本研究探討有損中間層引介之光學效應對於實現最大光穿透率至薄膜太陽能電池吸收層之影響。
使反射率產生相對低點之薄膜厚度設計其對應之穿透率並非相對極大。在第三章更進一步指出，以單一有損薄膜為例，當薄膜之消光係數逐漸增加時，反射率之最低點與進入吸收層之穿透率之最高點分別往膜層厚度較薄及膜厚較厚之位置移動。隨著入射角度增加，橫向電場與橫向磁場極化下，使得穿透率最大之最小膜厚值(不為零)，分別往高與低膜厚處。以銅銦鎵硒薄膜太陽能電池為例，因其中間層皆為有損材料在符合典型之尺寸設計規範下，可得以反射率最低作為其反射層設計之標準並不恰當，而應改以計算至吸收層之最大穿透率較為恰當。

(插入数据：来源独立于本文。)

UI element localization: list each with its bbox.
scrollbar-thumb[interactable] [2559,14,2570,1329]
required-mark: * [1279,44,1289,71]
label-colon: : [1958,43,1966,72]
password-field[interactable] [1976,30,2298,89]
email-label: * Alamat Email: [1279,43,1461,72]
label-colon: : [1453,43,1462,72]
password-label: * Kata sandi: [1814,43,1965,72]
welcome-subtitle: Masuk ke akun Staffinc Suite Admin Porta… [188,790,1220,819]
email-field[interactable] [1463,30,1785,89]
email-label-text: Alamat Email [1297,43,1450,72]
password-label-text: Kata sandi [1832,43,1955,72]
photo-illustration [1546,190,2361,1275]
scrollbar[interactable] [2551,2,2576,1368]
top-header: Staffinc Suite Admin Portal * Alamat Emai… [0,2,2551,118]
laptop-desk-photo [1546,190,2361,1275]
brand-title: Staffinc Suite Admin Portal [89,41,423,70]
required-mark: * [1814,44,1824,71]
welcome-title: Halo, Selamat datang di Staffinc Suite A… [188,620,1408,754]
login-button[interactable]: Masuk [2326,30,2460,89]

基於二、三章之結果，第四章以模擬熱退火最佳化演算法對銅銦鎵硒薄膜太陽能電池之中間層及抗反射層厚度與折射率，在同時考慮太陽光譜加權、各層材料之色散關係與大角度入射(0~80)下做最佳化設計。最佳化之結果顯示，以最佳化之目標函數為最小平均反射率(fR)時，摻鋁氧化鋅之厚度皆接近最佳化搜尋範圍之上限厚度；改目標函數為最大平均穿透率(fT)至吸收層時，摻鋁氧化鋅之厚度皆接近搜尋下限厚度。以最大穿透率至吸收層為目標函數之最佳化結果，在大於等於兩層抗反射層設計下，平均穿透率皆大於8%，平均反射率皆小於3.81%；相比以最小反射率為目標函數時，雖然平均反射率皆小於2.45%，但平均穿透率最大僅達57.36%。考慮太陽光譜與未考慮太陽光譜加權下之最佳化結果，無論在目標函數為fR或是fT時，一至三層抗反射層之角度平均反射率，在短波段時，具太陽光譜加權之角度平均反射率皆低於無太陽光譜加權之結果，而在長波段則呈現相反行為。若比較一至三層抗反射層下角度平均穿透率，則發現目標函數為fT時，具太陽光譜加權之角度平均穿透率明顯高於無太陽光譜加權之設計；而目標函數同為fR時，有無太陽光譜加權之角度平均穿透率並無明顯差別。

摘要(英)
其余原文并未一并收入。